抗がん剤分野ではトロデルビが需要増で26%成長し4.57億ドルを記録し、肝疾患ポートフォリオもリブデルジの需要に支えられ10%増となりました。会社はこの流れを反映し、2026年製品売上高(コロナ治療薬ベクルリー除く) ガイダンスを298億~301億ドルへ引き上げ、調整ベース年間1株当たり純損失見通しも従来より改善しました。
ネガティブだった点
大型買収の一時費用: 取得中研究開発費 約112億ドルにより第2四半期純損失 約105億ドル
細胞治療・ベクルリーの不振: 細胞治療売上高 14%減、ベクルリー 81%急減(2,300万ドル)

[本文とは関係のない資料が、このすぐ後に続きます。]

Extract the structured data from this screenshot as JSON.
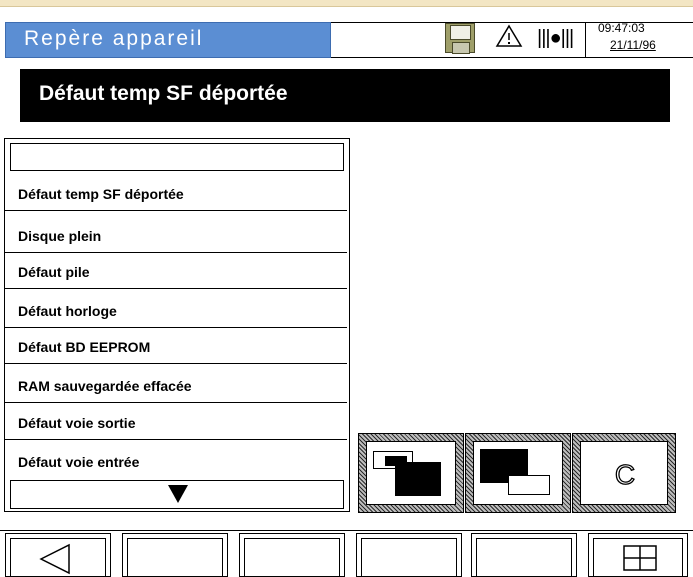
{
  "status": {
    "title": "Repère appareil",
    "time": "09:47:03",
    "date": "21/11/96",
    "record_indicator": "|||●|||",
    "icons": [
      "floppy-disk-icon",
      "warning-icon",
      "record-icon"
    ]
  },
  "header": {
    "title": "Défaut temp SF déportée"
  },
  "list": {
    "input_value": "",
    "items": [
      "Défaut temp SF déportée",
      "Disque plein",
      "Défaut pile",
      "Défaut horloge",
      "Défaut BD EEPROM",
      "RAM sauvegardée effacée",
      "Défaut voie sortie",
      "Défaut voie entrée"
    ],
    "scroll_icon": "scroll-down-icon"
  },
  "actions": {
    "clear_label": "C",
    "icons": [
      "window-back-icon",
      "window-front-icon",
      "clear-icon"
    ]
  },
  "footer": {
    "icons": [
      "back-triangle-icon",
      "grid-icon"
    ]
  },
  "colors": {
    "title_bar": "#5b8ed3",
    "header_bg": "#000000"
  }
}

現金の急減: 現金・短期債券 32億ドル、年末の106億ドルから大幅縮小
一般会計ベース第2四半期の希薄化後1株当たり純損失は8.45ドル、調整ベースも6.75ドルの損失でした。アセリック・ツブリス・オウロ・メディスンズ買収に伴う取得中研究開発(IPR&D)費用が1株当たり約9.08ドル規模で反映された結果であり、本業の成長とは別次元で損益表が大きく赤字に傾きました。同期間の純損失(総額)は約105億ドルです。
細胞治療(イエスカルタ・テカルタス)は競争激化により14%減少し、コロナ関連のベクルリーは入院患者減少で81%急減しました。買収・配当・自社株買いなどにより現金性資産が年末の106億ドルから6月末の32億ドルへ減少し、年間ベクルリーガイダンスも6億ドルから3億ドルへ引き下げられました。一般会計ベースの年間1株当たり純損失ガイダンスも買収費用織り込みで従来より損失幅が拡大しました。
会社は何を語ったか
最高経営責任者のダニエル・オデイは基盤事業売上高が前年比10%成長したとし、HIV治療・予防、トロデルビ、リブデルジが成長を牽引したと評価しました。HIV売上高12%成長と予防事業拡大を根拠に2026年基盤事業売上高見通しを引き上げ、米国食品医薬局(FDA)承認3件とフェーズ3のポジティブ結果3件など臨床進展も強調しました。下半期の抗がん剤・HIV追加上市の機会に期待を示し、全体として本業の成長とパイプラインのモメンタムを全面に打ち出すトーンでした。ただガイダンス数値そのものは、買収に伴う大規模な取得中研究開発費用(1株当たり約9.08ドル)を年間損失見通びに織り込んだ形で示されており、損益の表面と本業のストーリーを併せて読む必要があります。
市場の反応と今後のポイント
取引時間中の株価は決算発表前に強含む展開でしたが、市場終了後は小幅に後退する流れでした。売上高・調整後1株当たり損失が予想を上回り、基盤事業ガイダンスが上方修正されたものの、1株当たり9ドル近い買収関連一時費用と一般会計ベースの大幅赤字、現金減少、細胞治療の不振が同時に意識され、利益確定の売り材料が出たものと解釈されます。本業は堅調ながら「成長ストーリー」と「買収費用・現金消費」が絡み合い、方向感が一方向に傾きづらい状況となっています。
HIV予防・治療の成長傾向が第3四半期も続くか、イェズトゥゴ経口週1回剤の承認審査の進捗を確認します。
トロデルビの一次治療承認後の実際の処方・売上加速と、細胞治療における競争環境の悪化緩和の可否を見ます。
大型買収後の営業キャッシュ創出力の回復と、年間調整後損失ガイダンス達成への経路を点検します。
免責事項: 本コンテンツは参考資料であり、投資勧誘ではありません。すべての投資の責任は投資家ご本人にあります。